Kaplinsky is similarly bullish about the future of skateboarding. The sport has waxed and waned, he said, rising in popularity in the 1970s before falling off slightly in the 1980s, and then picking up again. Kaplinsky believes the demand will only increase, both because of the Olympics and because more people have discovered the support over the course of the pandemic. He also noted that the Bay Area is one of the nation's hot spots for skateboarding.
"Skateboarding is definitely here to stay — it's not going away," Kaplinsky told this news organization. "At this point, Palo Alto just needs to catch up to surrounding cities."
The quest for a skate park is, however, far from a sure thing. Kaplinsky's petition comes at a time when the city is facing sharp revenue declines and the council is reassessing its infrastructure priorities to save money. The city has dozens of projects on its capital improvement plan, including updates to Ramos, Cameron and Rinconada parks. The construction of a new skateboard park is not one of them.
Despite the budget crunch, some council members believe the city should consider ways to advance the project. Council members Alison Cormack and Greg Tanaka penned a memo making a case for the new skate park and urging their colleagues to refer the project to the Parks and Recreation Commission for further vetting.
The memo from Cormack and Tanaka, which the City Council is scheduled to discuss this Monday, March 15, notes that while the bowl at Greer Park was once considered great, "layers of graffiti have led to slippery surfaces, and the newly evolved forms of skateboarding, BMX biking, scootering, etc. have surpassed the conditions that the bowl at Greer park can adequately support."

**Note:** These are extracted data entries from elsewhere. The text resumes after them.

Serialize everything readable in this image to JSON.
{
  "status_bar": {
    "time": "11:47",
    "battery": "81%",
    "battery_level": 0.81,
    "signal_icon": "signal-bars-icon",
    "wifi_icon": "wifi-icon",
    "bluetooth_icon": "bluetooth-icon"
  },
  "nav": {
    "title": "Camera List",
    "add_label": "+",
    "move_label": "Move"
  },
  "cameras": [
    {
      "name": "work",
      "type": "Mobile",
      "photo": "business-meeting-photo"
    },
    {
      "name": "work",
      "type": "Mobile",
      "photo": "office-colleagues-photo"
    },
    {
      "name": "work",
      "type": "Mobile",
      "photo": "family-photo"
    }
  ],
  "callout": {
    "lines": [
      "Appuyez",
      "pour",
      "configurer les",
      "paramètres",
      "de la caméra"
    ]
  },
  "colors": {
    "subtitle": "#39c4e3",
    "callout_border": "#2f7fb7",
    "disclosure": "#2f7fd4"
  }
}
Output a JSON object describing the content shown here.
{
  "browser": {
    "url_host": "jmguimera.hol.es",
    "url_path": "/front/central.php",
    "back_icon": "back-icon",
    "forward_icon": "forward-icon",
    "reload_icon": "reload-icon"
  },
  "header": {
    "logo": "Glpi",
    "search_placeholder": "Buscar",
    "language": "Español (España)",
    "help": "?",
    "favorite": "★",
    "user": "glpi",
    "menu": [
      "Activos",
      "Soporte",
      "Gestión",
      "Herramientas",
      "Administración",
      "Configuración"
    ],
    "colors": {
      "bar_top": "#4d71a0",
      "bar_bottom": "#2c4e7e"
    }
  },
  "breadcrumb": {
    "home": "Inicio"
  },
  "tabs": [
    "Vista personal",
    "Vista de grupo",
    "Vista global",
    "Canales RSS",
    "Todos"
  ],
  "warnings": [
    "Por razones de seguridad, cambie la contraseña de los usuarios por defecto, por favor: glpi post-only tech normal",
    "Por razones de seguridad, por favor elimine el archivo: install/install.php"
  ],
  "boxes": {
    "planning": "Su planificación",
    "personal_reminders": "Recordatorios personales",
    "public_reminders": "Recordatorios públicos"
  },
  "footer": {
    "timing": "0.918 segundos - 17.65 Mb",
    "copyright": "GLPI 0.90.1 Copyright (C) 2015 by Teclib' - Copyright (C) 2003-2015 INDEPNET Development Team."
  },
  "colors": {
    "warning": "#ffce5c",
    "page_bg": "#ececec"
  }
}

"Many other cities on the Peninsula, around the country, and elsewhere in the world, have already created new skateparks to provide safe and supportive environments for their community and we need to catch up," the memo from Cormack and Tanaka states.

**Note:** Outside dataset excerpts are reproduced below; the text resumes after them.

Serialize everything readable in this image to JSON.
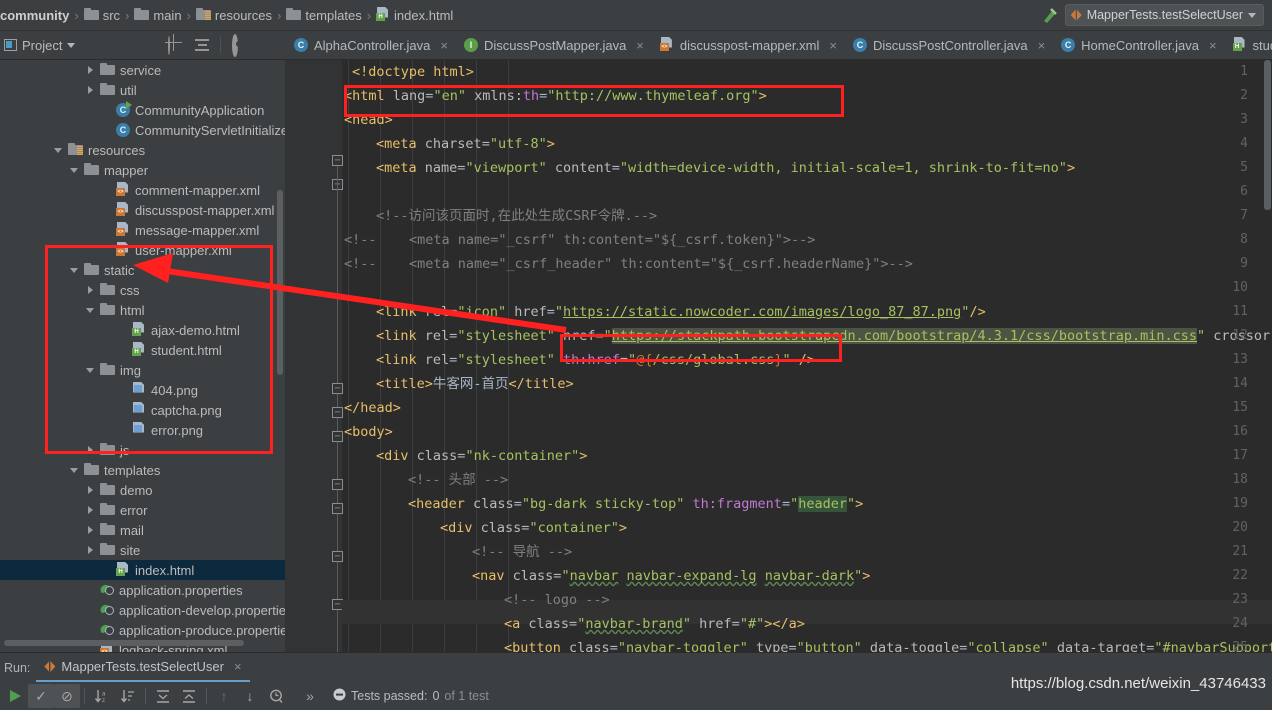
{
  "breadcrumb": {
    "items": [
      {
        "label": "community",
        "icon": "none",
        "bold": true
      },
      {
        "label": "src",
        "icon": "folder-icon"
      },
      {
        "label": "main",
        "icon": "folder-icon"
      },
      {
        "label": "resources",
        "icon": "resources-folder-icon"
      },
      {
        "label": "templates",
        "icon": "folder-icon"
      },
      {
        "label": "index.html",
        "icon": "html-file-icon"
      }
    ],
    "separator": "›"
  },
  "run_widget": {
    "hammer_tooltip": "make",
    "config_name": "MapperTests.testSelectUser",
    "caret": "▼"
  },
  "project_panel": {
    "title": "Project",
    "caret": "▼",
    "tools": [
      "locate-icon",
      "collapse-all-icon",
      "settings-gear-icon",
      "hide-icon"
    ]
  },
  "editor_tabs": [
    {
      "label": "AlphaController.java",
      "icon": "java-class-icon",
      "close": "×"
    },
    {
      "label": "DiscussPostMapper.java",
      "icon": "java-interface-icon",
      "close": "×"
    },
    {
      "label": "discusspost-mapper.xml",
      "icon": "xml-file-icon",
      "close": "×"
    },
    {
      "label": "DiscussPostController.java",
      "icon": "java-class-icon",
      "close": "×"
    },
    {
      "label": "HomeController.java",
      "icon": "java-class-icon",
      "close": "×"
    },
    {
      "label": "student",
      "icon": "html-file-icon",
      "close": "×"
    }
  ],
  "tree": [
    {
      "label": "service",
      "indent": 5,
      "arrow": "right",
      "icon": "folder-icon"
    },
    {
      "label": "util",
      "indent": 5,
      "arrow": "right",
      "icon": "folder-icon"
    },
    {
      "label": "CommunityApplication",
      "indent": 6,
      "arrow": "none",
      "icon": "spring-app-icon"
    },
    {
      "label": "CommunityServletInitializer",
      "indent": 6,
      "arrow": "none",
      "icon": "java-class-icon"
    },
    {
      "label": "resources",
      "indent": 3,
      "arrow": "down",
      "icon": "resources-folder-icon"
    },
    {
      "label": "mapper",
      "indent": 4,
      "arrow": "down",
      "icon": "folder-icon"
    },
    {
      "label": "comment-mapper.xml",
      "indent": 6,
      "arrow": "none",
      "icon": "xml-file-icon"
    },
    {
      "label": "discusspost-mapper.xml",
      "indent": 6,
      "arrow": "none",
      "icon": "xml-file-icon"
    },
    {
      "label": "message-mapper.xml",
      "indent": 6,
      "arrow": "none",
      "icon": "xml-file-icon"
    },
    {
      "label": "user-mapper.xml",
      "indent": 6,
      "arrow": "none",
      "icon": "xml-file-icon"
    },
    {
      "label": "static",
      "indent": 4,
      "arrow": "down",
      "icon": "folder-icon"
    },
    {
      "label": "css",
      "indent": 5,
      "arrow": "right",
      "icon": "folder-icon"
    },
    {
      "label": "html",
      "indent": 5,
      "arrow": "down",
      "icon": "folder-icon"
    },
    {
      "label": "ajax-demo.html",
      "indent": 7,
      "arrow": "none",
      "icon": "html-file-icon"
    },
    {
      "label": "student.html",
      "indent": 7,
      "arrow": "none",
      "icon": "html-file-icon"
    },
    {
      "label": "img",
      "indent": 5,
      "arrow": "down",
      "icon": "folder-icon"
    },
    {
      "label": "404.png",
      "indent": 7,
      "arrow": "none",
      "icon": "png-file-icon"
    },
    {
      "label": "captcha.png",
      "indent": 7,
      "arrow": "none",
      "icon": "png-file-icon"
    },
    {
      "label": "error.png",
      "indent": 7,
      "arrow": "none",
      "icon": "png-file-icon"
    },
    {
      "label": "js",
      "indent": 5,
      "arrow": "right",
      "icon": "folder-icon"
    },
    {
      "label": "templates",
      "indent": 4,
      "arrow": "down",
      "icon": "folder-icon"
    },
    {
      "label": "demo",
      "indent": 5,
      "arrow": "right",
      "icon": "folder-icon"
    },
    {
      "label": "error",
      "indent": 5,
      "arrow": "right",
      "icon": "folder-icon"
    },
    {
      "label": "mail",
      "indent": 5,
      "arrow": "right",
      "icon": "folder-icon"
    },
    {
      "label": "site",
      "indent": 5,
      "arrow": "right",
      "icon": "folder-icon"
    },
    {
      "label": "index.html",
      "indent": 6,
      "arrow": "none",
      "icon": "html-file-icon",
      "selected": true
    },
    {
      "label": "application.properties",
      "indent": 5,
      "arrow": "none",
      "icon": "properties-file-icon"
    },
    {
      "label": "application-develop.properties",
      "indent": 5,
      "arrow": "none",
      "icon": "properties-file-icon"
    },
    {
      "label": "application-produce.properties",
      "indent": 5,
      "arrow": "none",
      "icon": "properties-file-icon"
    },
    {
      "label": "logback-spring.xml",
      "indent": 5,
      "arrow": "none",
      "icon": "xml-file-icon"
    }
  ],
  "code_lines": [
    {
      "n": 1,
      "text": "<!doctype html>"
    },
    {
      "n": 2,
      "text": "<html lang=\"en\" xmlns:th=\"http://www.thymeleaf.org\">"
    },
    {
      "n": 3,
      "text": "<head>"
    },
    {
      "n": 4,
      "text": "    <meta charset=\"utf-8\">"
    },
    {
      "n": 5,
      "text": "    <meta name=\"viewport\" content=\"width=device-width, initial-scale=1, shrink-to-fit=no\">"
    },
    {
      "n": 6,
      "text": ""
    },
    {
      "n": 7,
      "text": "    <!--访问该页面时,在此处生成CSRF令牌.-->"
    },
    {
      "n": 8,
      "text": "<!--    <meta name=\"_csrf\" th:content=\"${_csrf.token}\">-->"
    },
    {
      "n": 9,
      "text": "<!--    <meta name=\"_csrf_header\" th:content=\"${_csrf.headerName}\">-->"
    },
    {
      "n": 10,
      "text": ""
    },
    {
      "n": 11,
      "text": "    <link rel=\"icon\" href=\"https://static.nowcoder.com/images/logo_87_87.png\"/>"
    },
    {
      "n": 12,
      "text": "    <link rel=\"stylesheet\" href=\"https://stackpath.bootstrapcdn.com/bootstrap/4.3.1/css/bootstrap.min.css\" crossor"
    },
    {
      "n": 13,
      "text": "    <link rel=\"stylesheet\" th:href=\"@{/css/global.css}\" />"
    },
    {
      "n": 14,
      "text": "    <title>牛客网-首页</title>"
    },
    {
      "n": 15,
      "text": "</head>"
    },
    {
      "n": 16,
      "text": "<body>"
    },
    {
      "n": 17,
      "text": "    <div class=\"nk-container\">"
    },
    {
      "n": 18,
      "text": "        <!-- 头部 -->"
    },
    {
      "n": 19,
      "text": "        <header class=\"bg-dark sticky-top\" th:fragment=\"header\">"
    },
    {
      "n": 20,
      "text": "            <div class=\"container\">"
    },
    {
      "n": 21,
      "text": "                <!-- 导航 -->"
    },
    {
      "n": 22,
      "text": "                <nav class=\"navbar navbar-expand-lg navbar-dark\">"
    },
    {
      "n": 23,
      "text": "                    <!-- logo -->"
    },
    {
      "n": 24,
      "text": "                    <a class=\"navbar-brand\" href=\"#\"></a>"
    },
    {
      "n": 25,
      "text": "                    <button class=\"navbar-toggler\" type=\"button\" data-toggle=\"collapse\" data-target=\"#navbarSupport"
    }
  ],
  "annotations": {
    "box_html_line": "highlights <html lang=\"en\" xmlns:th=\"http://www.thymeleaf.org\">",
    "box_thhref_line": "highlights th:href=\"@{/css/global.css}\"",
    "box_static_tree": "highlights static folder subtree",
    "arrow_color": "#ff2020"
  },
  "run_panel": {
    "run_word": "Run:",
    "tab_label": "MapperTests.testSelectUser",
    "tab_close": "×",
    "toolbar": [
      "rerun-icon",
      "show-passed-icon",
      "dim-passed-icon",
      "sort-alpha-icon",
      "sort-duration-icon",
      "expand-all-icon",
      "collapse-all-icon",
      "prev-failed-icon",
      "next-failed-icon",
      "test-history-icon"
    ],
    "overflow": "»",
    "status_prefix": "Tests passed: ",
    "status_count": "0",
    "status_suffix": " of 1 test"
  },
  "watermark": "https://blog.csdn.net/weixin_43746433",
  "colors": {
    "window_bg": "#3c3f41",
    "editor_bg": "#2b2b2b",
    "gutter_bg": "#313335",
    "selection_blue": "#0d293e",
    "annotation_red": "#ff2020",
    "tag_orange": "#e8bf6a",
    "string_green": "#a5c261",
    "comment_gray": "#808080",
    "thymeleaf_purple": "#bf7ad1"
  }
}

The memo acknowledges, however, that funding remains a wildcard. The two council members are banking on private donations to fund a substantial portion of the project, which is expected to cost more than $1 million, according to the memo.
Kaplinsky is not deterred by the funding challenges. Many parks, he said, are supported through private partnerships, donations and foundation grants. He said he and his group plan to reach out to various groups and help secure the funding if they get the council's and the Parks and Recreation Commission's support for advancing the project.

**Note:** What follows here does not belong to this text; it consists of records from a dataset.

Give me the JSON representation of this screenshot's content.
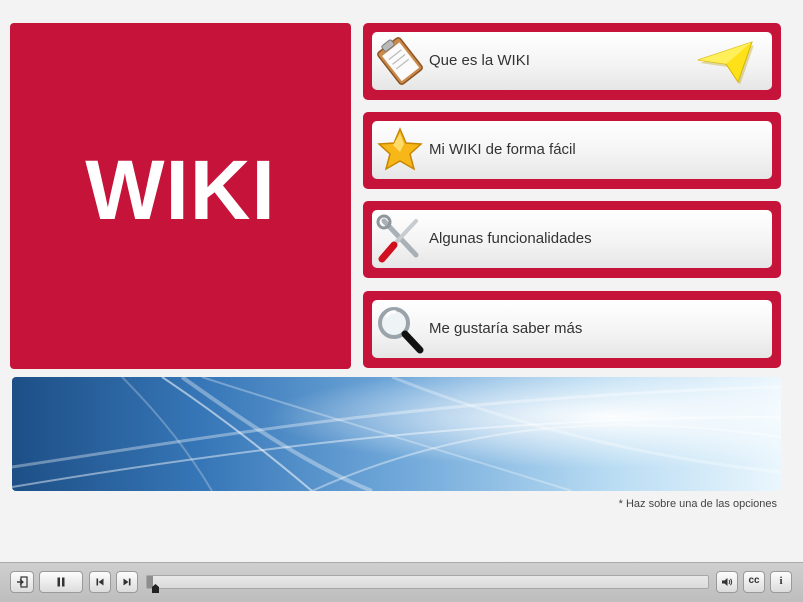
{
  "title_panel": {
    "text": "WIKI",
    "color": "#c5133a"
  },
  "menu": [
    {
      "label": "Que es la WIKI",
      "icon": "clipboard-icon",
      "show_cursor": true
    },
    {
      "label": "Mi WIKI de forma fácil",
      "icon": "star-icon"
    },
    {
      "label": "Algunas funcionalidades",
      "icon": "tools-icon"
    },
    {
      "label": "Me gustaría saber más",
      "icon": "magnifier-icon"
    }
  ],
  "hint": "* Haz sobre una de las opciones",
  "player": {
    "buttons": [
      "exit-icon",
      "pause-icon",
      "previous-icon",
      "next-icon",
      "volume-icon",
      "captions-icon",
      "info-icon"
    ],
    "captions_label": "cc",
    "info_label": "i",
    "progress": 0.01
  },
  "colors": {
    "accent": "#c5133a",
    "background": "#f3f3f3"
  }
}
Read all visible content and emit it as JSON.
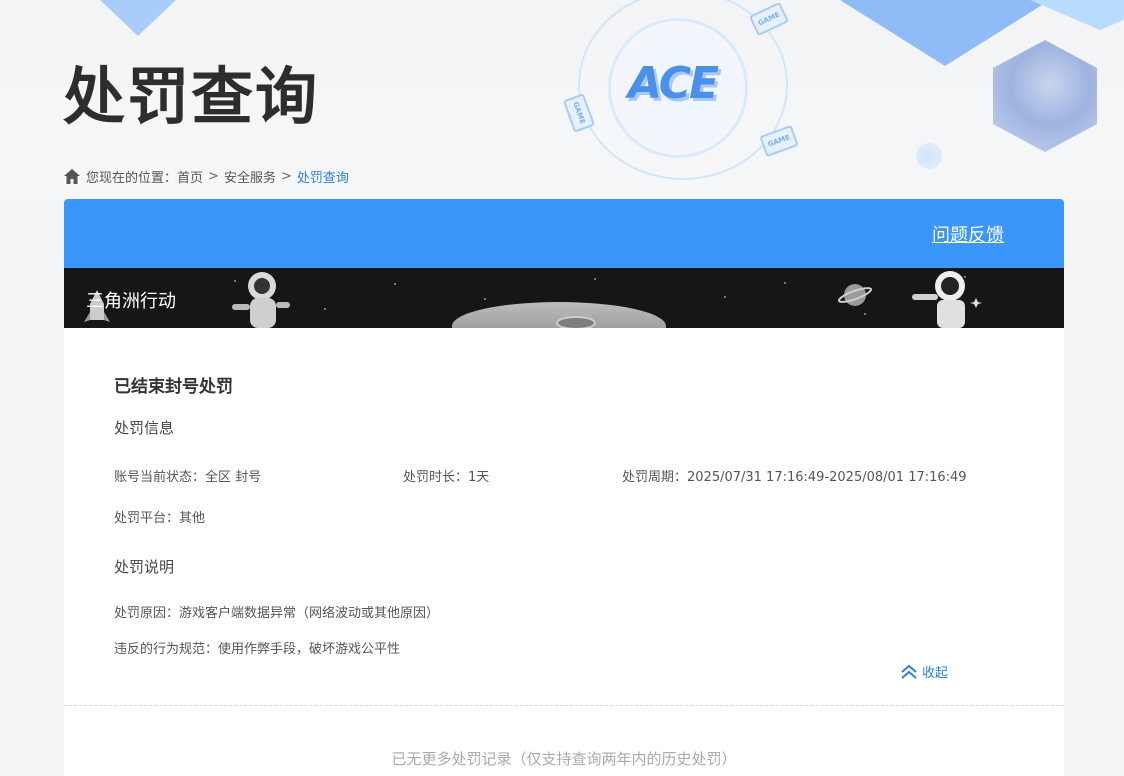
{
  "page": {
    "title": "处罚查询"
  },
  "breadcrumb": {
    "prefix": "您现在的位置：",
    "items": [
      "首页",
      "安全服务",
      "处罚查询"
    ],
    "separator": ">"
  },
  "header_decor": {
    "logo_text": "ACE",
    "game_tag": "GAME"
  },
  "card": {
    "feedback_label": "问题反馈",
    "game_name": "三角洲行动",
    "accent_color": "#3a96fb"
  },
  "punishment": {
    "title": "已结束封号处罚",
    "info_heading": "处罚信息",
    "status": "账号当前状态：全区 封号",
    "duration": "处罚时长：1天",
    "period": "处罚周期：2025/07/31 17:16:49-2025/08/01 17:16:49",
    "platform": "处罚平台：其他",
    "desc_heading": "处罚说明",
    "reason": "处罚原因：游戏客户端数据异常（网络波动或其他原因）",
    "violation": "违反的行为规范：使用作弊手段，破坏游戏公平性",
    "collapse_label": "收起"
  },
  "footer": {
    "note": "已无更多处罚记录（仅支持查询两年内的历史处罚）"
  }
}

The facility that Cormack and Tanaka are proposing in their memo would be between 15,000 and 20,000 square feet in size, roughly three times the size of the Greer skate park. It would have sets of stairs of varying heights; a new bowl with a metal lip around the edges to support lip tricks; a smaller bowl, as well as quarter pipes, bank ramps or mini half pipes to support beginners; and ledges, metal flat rails and metal handrails of varying heights, according to the memo.
The memo also acknowledges that the city will need to do significant community outreach before it approves any plan, whether it involves expanding the skate park at Greer Park or building a new one elsewhere. Because expanding the Greer skate park would require infringement into areas designated for "passive recreation," consultation with other park users will be important, the memo states.
"To the extent that other locations beyond Greer Park are considered, the staff effort required for community outreach could be considerably greater and would need to be prioritized among other parks planning efforts," the memo states.